Many students have only a limited amount of money set aside for college, and even if they qualify for scholarships and grants, the amount they receive from those resources still may not cover the entire accumulated cost of classes, books, technology fees, and college housing. Thankfully, those aren’t the only options available to students. Those who need additional financial aid for college can apply for student loans, which are sums of money that students can borrow from the government or private financial institutions.
Getting a Loan
As with some scholarships and grants, getting a loan can be as simple as filling out paperwork. All loans, including federal loans and private and personal loans, start with a loan application. After students provide personal information, loan companies will investigate their backgrounds and financial standings. Then, they will determine whether or not the student is a high or low financial risk, after which they will offer a loan to low-risk clients. Each lender will have different guidelines for determining to whom they should lend their money and how much money they should offer.
If you’re having trouble being approved for a loan, consider getting a cosigner. A cosigner can take joint responsibility for your loan, which can help you get approved. There are also options for parents to take out loans on behalf of their students, which is another helpful option for students who are struggling with loan approval.
Repaying a Loan
Unlike scholarships and grants, loans consist of borrowed money, which eventually needs to be paid back to the lender. This means that loans typically accumulate interest over time, although the rate will vary with each loan. Some loans, like federal loans (including Stafford loans), may be offered to students on a subsidized basis, which means that the student will not be charged interest while he or she is attending school. Other loans are unsubsidized and accumulate interest regardless of the student’s academic status.

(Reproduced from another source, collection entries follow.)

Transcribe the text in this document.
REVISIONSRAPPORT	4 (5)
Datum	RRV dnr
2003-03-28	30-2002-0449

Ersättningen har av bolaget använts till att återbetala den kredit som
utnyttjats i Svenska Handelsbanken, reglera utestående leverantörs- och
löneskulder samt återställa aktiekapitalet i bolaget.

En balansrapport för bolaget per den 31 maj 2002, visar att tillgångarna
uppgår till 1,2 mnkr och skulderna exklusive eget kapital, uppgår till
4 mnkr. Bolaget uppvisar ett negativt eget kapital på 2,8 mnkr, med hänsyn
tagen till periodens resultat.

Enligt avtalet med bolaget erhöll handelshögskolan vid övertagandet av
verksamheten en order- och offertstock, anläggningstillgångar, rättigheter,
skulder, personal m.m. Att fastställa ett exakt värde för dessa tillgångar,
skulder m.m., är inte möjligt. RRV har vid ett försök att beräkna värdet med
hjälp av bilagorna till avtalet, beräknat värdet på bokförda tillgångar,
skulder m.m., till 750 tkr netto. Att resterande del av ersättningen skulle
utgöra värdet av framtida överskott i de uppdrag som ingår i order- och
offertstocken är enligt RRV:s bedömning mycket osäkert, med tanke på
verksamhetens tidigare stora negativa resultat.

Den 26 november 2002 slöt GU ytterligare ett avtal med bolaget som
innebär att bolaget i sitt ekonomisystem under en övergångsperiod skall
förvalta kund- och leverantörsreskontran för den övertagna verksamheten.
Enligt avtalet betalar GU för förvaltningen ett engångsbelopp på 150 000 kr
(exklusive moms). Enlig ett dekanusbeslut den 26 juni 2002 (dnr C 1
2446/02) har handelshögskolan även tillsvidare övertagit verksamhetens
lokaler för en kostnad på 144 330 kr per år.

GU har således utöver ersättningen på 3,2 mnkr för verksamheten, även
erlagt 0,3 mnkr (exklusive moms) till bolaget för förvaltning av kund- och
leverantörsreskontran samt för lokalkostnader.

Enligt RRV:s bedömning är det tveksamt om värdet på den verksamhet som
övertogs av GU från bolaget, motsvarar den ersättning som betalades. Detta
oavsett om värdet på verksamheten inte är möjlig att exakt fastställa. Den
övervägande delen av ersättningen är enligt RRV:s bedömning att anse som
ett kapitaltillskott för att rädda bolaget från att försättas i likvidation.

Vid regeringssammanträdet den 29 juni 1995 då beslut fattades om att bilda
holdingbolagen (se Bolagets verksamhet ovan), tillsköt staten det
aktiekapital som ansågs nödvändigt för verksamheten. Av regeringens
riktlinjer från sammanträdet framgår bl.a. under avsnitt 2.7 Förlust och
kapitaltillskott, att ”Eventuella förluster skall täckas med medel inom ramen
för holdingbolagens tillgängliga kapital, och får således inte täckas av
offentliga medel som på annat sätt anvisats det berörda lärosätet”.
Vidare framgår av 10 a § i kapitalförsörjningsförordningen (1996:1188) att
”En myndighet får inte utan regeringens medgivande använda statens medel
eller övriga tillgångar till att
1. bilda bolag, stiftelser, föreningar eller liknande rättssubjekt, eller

It is best to try and repay the loan as quickly as possible to reduce paying too much in interest. Some government loans have a grace period, which is a time frame after graduation during which students do not need to repay their loans. However, if you are in a position where you can pay during the grace period, it’s better to get a head start and begin the repayment process. Although it can be difficult for entry-level professionals, repaying more than the monthly amount required is a good way to pay off your loan quickly without accumulating too much interest.
Additionally, students who have borrowed from the federal government may be eligible to have their loans forgiven, canceled, or discharged. Typically, this applies to teachers, public service officials, and major, life-changing events. To learn more, visit the Federal Student Aid website.
Student Loan Benefits
Taking out a loan can be a difficult decision. You may be wary of accumulating debt so early in your life or taking out money now when you don’t know what your financial situation will be later. Keep in mind, however, that student loans do have some benefits. They can help you pay for college, which will give you the time to focus on your studies in lieu of finding a full-time job to pay for your tuition. College loans also help you build credit, which can assist you later on in life, such as when you are looking to buy a car or a home.
Before taking out a loan, consider the cost of your education and the resources that are available to you. If you think that you can handle the financial responsibility of a loan, apply for one — but make sure you have a plan in place first. That way, when it does come time to start making payments, you won’t be caught by surprise.